Many servers remain unpatched, researchers are warning.
Numerous Citrix ADC and Gateway servers continue to be susceptible to critical vulnerabilities that were reportedly patched by the company weeks ago, according to experts.
Citrix discovered and patched an “Unauthorized access to Gateway user capabilities” flaw in early November 2022; this flaw is now known as CVE-2022-27510. Affected by both products, this vulnerability enables an attacker to gain authorized access to target endpoints (opens in new tab), take remote control of the devices, and bypass the device’s brute force login protection.
Approximately one month later, in mid-December, the company patched a flaw identified as CVE-2022-27518, “Unauthenticated remote arbitrary code execution.” This vulnerability allows threat actors to remotely execute malicious code on the target endpoint.
NSA caution
At least one of them was exploited in the wild as a zero-day vulnerability, according to researchers from NCC Group’s Fox-IT team.
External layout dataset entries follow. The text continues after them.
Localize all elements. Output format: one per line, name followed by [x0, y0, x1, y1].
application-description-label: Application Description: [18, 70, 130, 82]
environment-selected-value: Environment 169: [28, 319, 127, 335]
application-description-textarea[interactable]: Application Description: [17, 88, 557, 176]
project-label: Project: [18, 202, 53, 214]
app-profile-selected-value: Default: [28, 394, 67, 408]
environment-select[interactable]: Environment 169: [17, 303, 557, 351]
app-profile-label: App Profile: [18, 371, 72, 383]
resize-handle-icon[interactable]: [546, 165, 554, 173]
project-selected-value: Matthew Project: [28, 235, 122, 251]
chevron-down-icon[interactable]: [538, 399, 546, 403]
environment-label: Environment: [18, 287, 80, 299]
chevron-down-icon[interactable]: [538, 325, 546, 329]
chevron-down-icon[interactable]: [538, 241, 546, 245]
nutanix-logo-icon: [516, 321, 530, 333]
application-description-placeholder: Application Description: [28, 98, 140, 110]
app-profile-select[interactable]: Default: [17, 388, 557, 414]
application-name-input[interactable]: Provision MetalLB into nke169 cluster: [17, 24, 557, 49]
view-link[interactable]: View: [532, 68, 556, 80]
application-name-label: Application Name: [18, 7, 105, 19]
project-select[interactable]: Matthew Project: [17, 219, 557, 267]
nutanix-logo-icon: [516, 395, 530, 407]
The US National Security Agency (NSA) issued a warning in early December that a hacking group supported by the Chinese government was exploiting the zero-day security flaw.
In an official blog post at the time, Citrix’s chief security and trust officer, Peter Lefkowitz, stated that “limited exploits of this vulnerability have been reported,” but did not specify the number of attacks or the affected industries.
This group of threat actors, sometimes referred to as Manganese, appears to have specifically targeted networks running these Citrix applications to bypass organizational security without having to first steal credentials via social engineering and phishing attacks.
While the majority of endpoints have been patched since the release of the fixes, there are “thousands” of vulnerable servers out there, according to the researchers. At least 28,000 Citrix servers were found to be vulnerable as of 11 November 2022.
The researchers concluded, “We hope this blog increases awareness of these two Citrix CVEs and that our research on version identification contributes to future studies.”